The structural, electronic, elastic, dielectric, dynamical, thermal and optical properties of Janus ZrOS monolayer: A first-principles investigation

Abstract

The geometrical and electronic structures, elastic constants, dielectric permittivities, phonon spectra, thermal properties and optical responses of Janus ZrOS monolayer have been investigated by first-principles calculations. The lattice constant a, Zr–O bond length dZr-O, Zr–S bond length dZr-S, band gap Eg, in-plane stiffness C and Poisson's ratio υ of the Janus ZrOS monolayer are 3.44 Å, 2.15 Å, 2.55 Å, 1.88 eV, 226.35 N/m and 0.26, respectively.
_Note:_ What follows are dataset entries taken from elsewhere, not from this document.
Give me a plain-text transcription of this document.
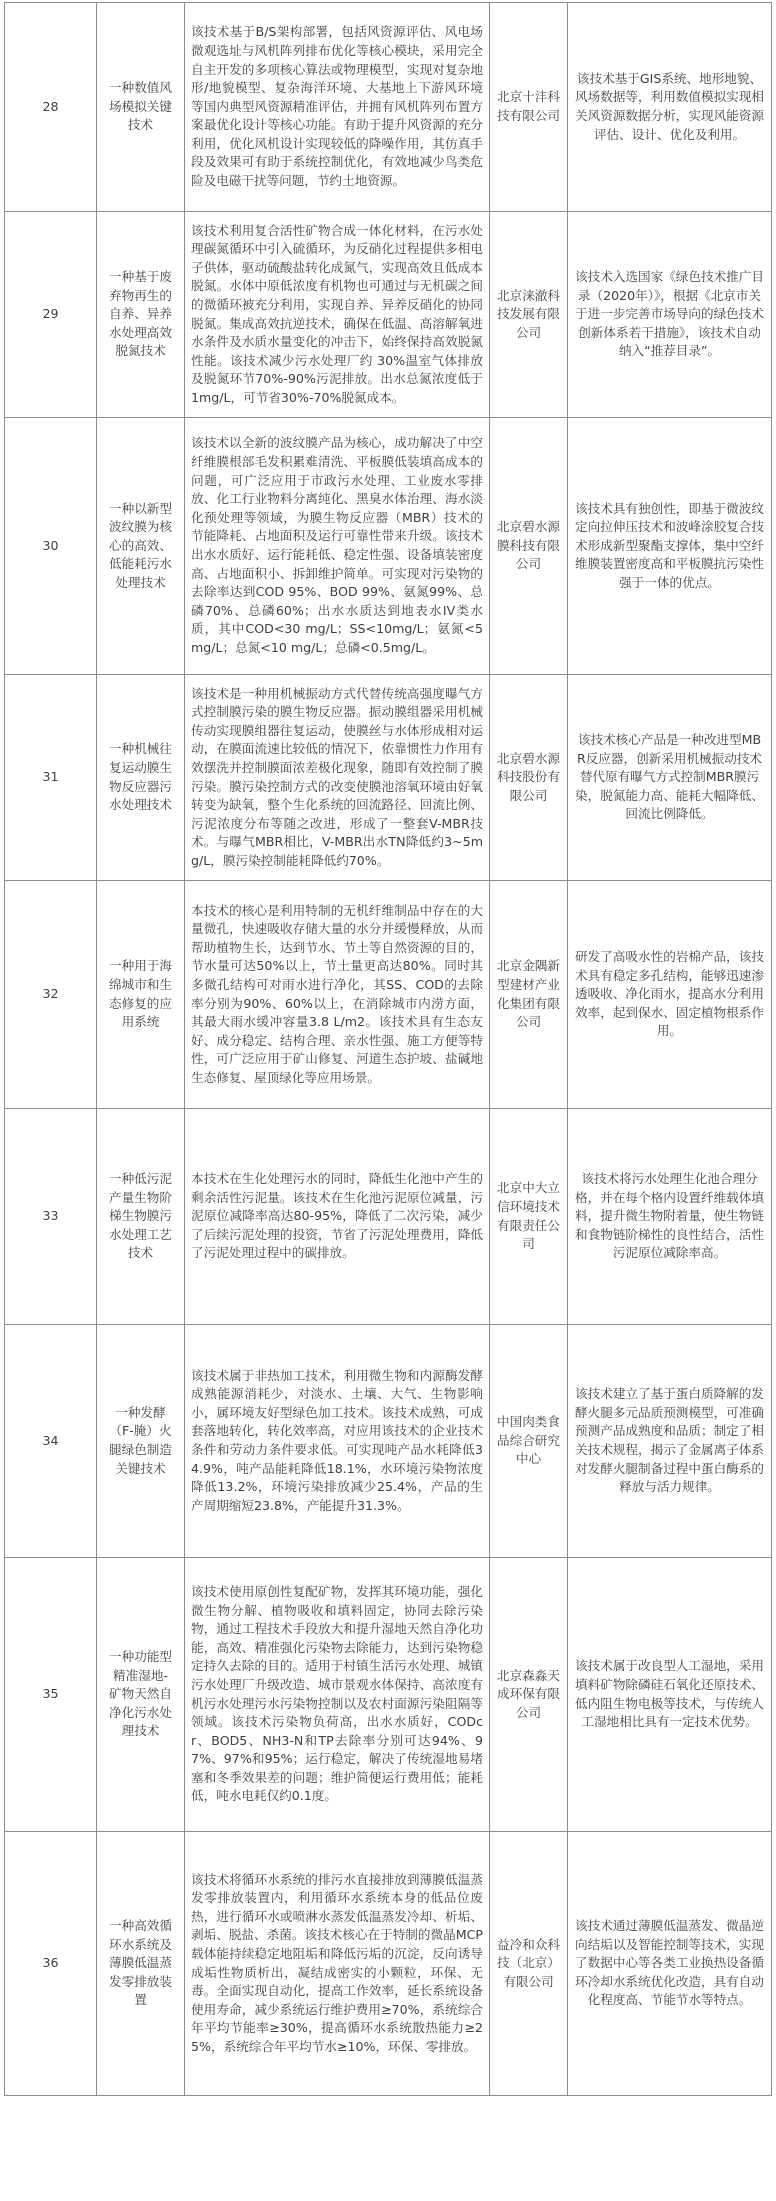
28	一种数值风场模拟关键技术	该技术基于B/S架构部署，包括风资源评估、风电场微观选址与风机阵列排布优化等核心模块，采用完全自主开发的多项核心算法或物理模型，实现对复杂地形/地貌模型、复杂海洋环境、大基地上下游风环境等国内典型风资源精准评估，并拥有风机阵列布置方案最优化设计等核心功能。有助于提升风资源的充分利用，优化风机设计实现较低的降噪作用，其仿真手段及效果可有助于系统控制优化，有效地减少鸟类危险及电磁干扰等问题，节约土地资源。	北京十沣科技有限公司	该技术基于GIS系统、地形地貌、风场数据等，利用数值模拟实现相关风资源数据分析，实现风能资源评估、设计、优化及利用。
29	一种基于废弃物再生的自养、异养水处理高效脱氮技术	该技术利用复合活性矿物合成一体化材料，在污水处理碳氮循环中引入硫循环，为反硝化过程提供多相电子供体，驱动硫酸盐转化成氮气，实现高效且低成本脱氮。水体中原低浓度有机物也可通过与无机碳之间的微循环被充分利用，实现自养、异养反硝化的协同脱氮。集成高效抗逆技术，确保在低温、高溶解氧进水条件及水质水量变化的冲击下，始终保持高效脱氮性能。该技术减少污水处理厂约 30%温室气体排放及脱氮环节70%-90%污泥排放。出水总氮浓度低于1mg/L，可节省30%-70%脱氮成本。	北京涞澈科技发展有限公司	该技术入选国家《绿色技术推广目录（2020年）》，根据《北京市关于进一步完善市场导向的绿色技术创新体系若干措施》，该技术自动纳入“推荐目录”。
30	一种以新型波纹膜为核心的高效、低能耗污水处理技术	该技术以全新的波纹膜产品为核心，成功解决了中空纤维膜根部毛发积累难清洗、平板膜低装填高成本的问题，可广泛应用于市政污水处理、工业废水零排放、化工行业物料分离纯化、黑臭水体治理、海水淡化预处理等领域，为膜生物反应器（MBR）技术的节能降耗、占地面积及运行可靠性带来升级。该技术出水水质好、运行能耗低、稳定性强、设备填装密度高、占地面积小、拆卸维护简单。可实现对污染物的去除率达到COD 95%、BOD 99%、氨氮99%、总磷70%、总磷60%；出水水质达到地表水IV类水质，其中COD<30 mg/L；SS<10mg/L；氨氮<5mg/L；总氮<10 mg/L；总磷<0.5mg/L。	北京碧水源膜科技有限公司	该技术具有独创性，即基于微波纹定向拉伸压技术和波峰涂胶复合技术形成新型聚酯支撑体，集中空纤维膜装置密度高和平板膜抗污染性强于一体的优点。
31	一种机械往复运动膜生物反应器污水处理技术	该技术是一种用机械振动方式代替传统高强度曝气方式控制膜污染的膜生物反应器。振动膜组器采用机械传动实现膜组器往复运动，使膜丝与水体形成相对运动，在膜面流速比较低的情况下，依靠惯性力作用有效摆洗并控制膜面浓差极化现象，随即有效控制了膜污染。膜污染控制方式的改变使膜池溶氧环境由好氧转变为缺氧，整个生化系统的回流路径、回流比例、污泥浓度分布等随之改进，形成了一整套V-MBR技术。与曝气MBR相比，V-MBR出水TN降低约3~5mg/L，膜污染控制能耗降低约70%。	北京碧水源科技股份有限公司	该技术核心产品是一种改进型MBR反应器，创新采用机械振动技术替代原有曝气方式控制MBR膜污染，脱氮能力高、能耗大幅降低、回流比例降低。
32	一种用于海绵城市和生态修复的应用系统	本技术的核心是利用特制的无机纤维制品中存在的大量微孔，快速吸收存储大量的水分并缓慢释放，从而帮助植物生长，达到节水、节土等自然资源的目的，节水量可达50%以上，节土量更高达80%。同时其多微孔结构可对雨水进行净化，其SS、COD的去除率分别为90%、60%以上，在消除城市内涝方面，其最大雨水缓冲容量3.8 L/m2。该技术具有生态友好、成分稳定、结构合理、亲水性强、施工方便等特性，可广泛应用于矿山修复、河道生态护坡、盐碱地生态修复、屋顶绿化等应用场景。	北京金隅新型建材产业化集团有限公司	研发了高吸水性的岩棉产品，该技术具有稳定多孔结构，能够迅速渗透吸收、净化雨水，提高水分利用效率，起到保水、固定植物根系作用。
33	一种低污泥产量生物阶梯生物膜污水处理工艺技术	本技术在生化处理污水的同时，降低生化池中产生的剩余活性污泥量。该技术在生化池污泥原位减量，污泥原位减降率高达80-95%，降低了二次污染，减少了后续污泥处理的投资，节省了污泥处理费用，降低了污泥处理过程中的碳排放。	北京中大立信环境技术有限责任公司	该技术将污水处理生化池合理分格，并在每个格内设置纤维载体填料，提升微生物附着量，使生物链和食物链阶梯性的良性结合，活性污泥原位减除率高。
34	一种发酵（F-腌）火腿绿色制造关键技术	该技术属于非热加工技术，利用微生物和内源酶发酵成熟能源消耗少，对淡水、土壤、大气、生物影响小，属环境友好型绿色加工技术。该技术成熟，可成套落地转化，转化效率高，对应用该技术的企业技术条件和劳动力条件要求低。可实现吨产品水耗降低34.9%，吨产品能耗降低18.1%，水环境污染物浓度降低13.2%，环境污染排放减少25.4%，产品的生产周期缩短23.8%，产能提升31.3%。	中国肉类食品综合研究中心	该技术建立了基于蛋白质降解的发酵火腿多元品质预测模型，可准确预测产品成熟度和品质；制定了相关技术规程，揭示了金属离子体系对发酵火腿制备过程中蛋白酶系的释放与活力规律。
35	一种功能型精准湿地-矿物天然自净化污水处理技术	该技术使用原创性复配矿物，发挥其环境功能，强化微生物分解、植物吸收和填料固定，协同去除污染物，通过工程技术手段放大和提升湿地天然自净化功能，高效、精准强化污染物去除能力，达到污染物稳定持久去除的目的。适用于村镇生活污水处理、城镇污水处理厂升级改造、城市景观水体保持、高浓度有机污水处理污水污染物控制以及农村面源污染阻隔等领域。该技术污染物负荷高，出水水质好，CODcr、BOD5、NH3-N和TP去除率分别可达94%、97%、97%和95%；运行稳定，解决了传统湿地易堵塞和冬季效果差的问题；维护简便运行费用低；能耗低，吨水电耗仅约0.1度。	北京森淼天成环保有限公司	该技术属于改良型人工湿地，采用填料矿物除磷硅石氧化还原技术、低内阻生物电极等技术，与传统人工湿地相比具有一定技术优势。
36	一种高效循环水系统及薄膜低温蒸发零排放装置	该技术将循环水系统的排污水直接排放到薄膜低温蒸发零排放装置内，利用循环水系统本身的低品位废热，进行循环水或喷淋水蒸发低温蒸发冷却、析垢、剥垢、脱盐、杀菌。该技术核心在于特制的微晶MCP载体能持续稳定地阻垢和降低污垢的沉淀，反向诱导成垢性物质析出，凝结成密实的小颗粒，环保、无毒。全面实现自动化，提高工作效率，延长系统设备使用寿命，减少系统运行维护费用≥70%，系统综合年平均节能率≥30%，提高循环水系统散热能力≥25%，系统综合年平均节水≥10%，环保、零排放。	益冷和众科技（北京）有限公司	该技术通过薄膜低温蒸发、微晶逆向结垢以及智能控制等技术，实现了数据中心等各类工业换热设备循环冷却水系统优化改造，具有自动化程度高、节能节水等特点。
A p-d hybridized ionic bond exists in Janus ZrOS monolayer, instead of sp2 hybridized covalent bond in graphene. The larger values of Born effective charges Z11∗(Zr)=Z22∗(Zr)=6.76, Z11∗(O)=Z22∗(O)=-3.58 and Z11∗(S)=Z22∗(S)=-3.18 in-plane than the nominal chemical valences of +4 for Zr and −2 for O and S, reflecting a strong dynamic charge transfer from Zr atom to O and S atoms. After taking into account the Born effective charge and dielectric constant, the three acoustic-active modes (one A1 and two Eu) are degenerated (zero frequency) at Γ point, while a LO-TO splitting is observed for either Raman-active mode Eg or IR-active mode Eu at Γ point. The large dielectric permittivity, mechanical stability and dynamical stability make Janus ZrOS monolayer a promising dielectric material in modern semiconductor industry. The high and sharp absorption peaks in visible and UV light region propose Janus ZrOS monolayer a visible and UV light sensor application.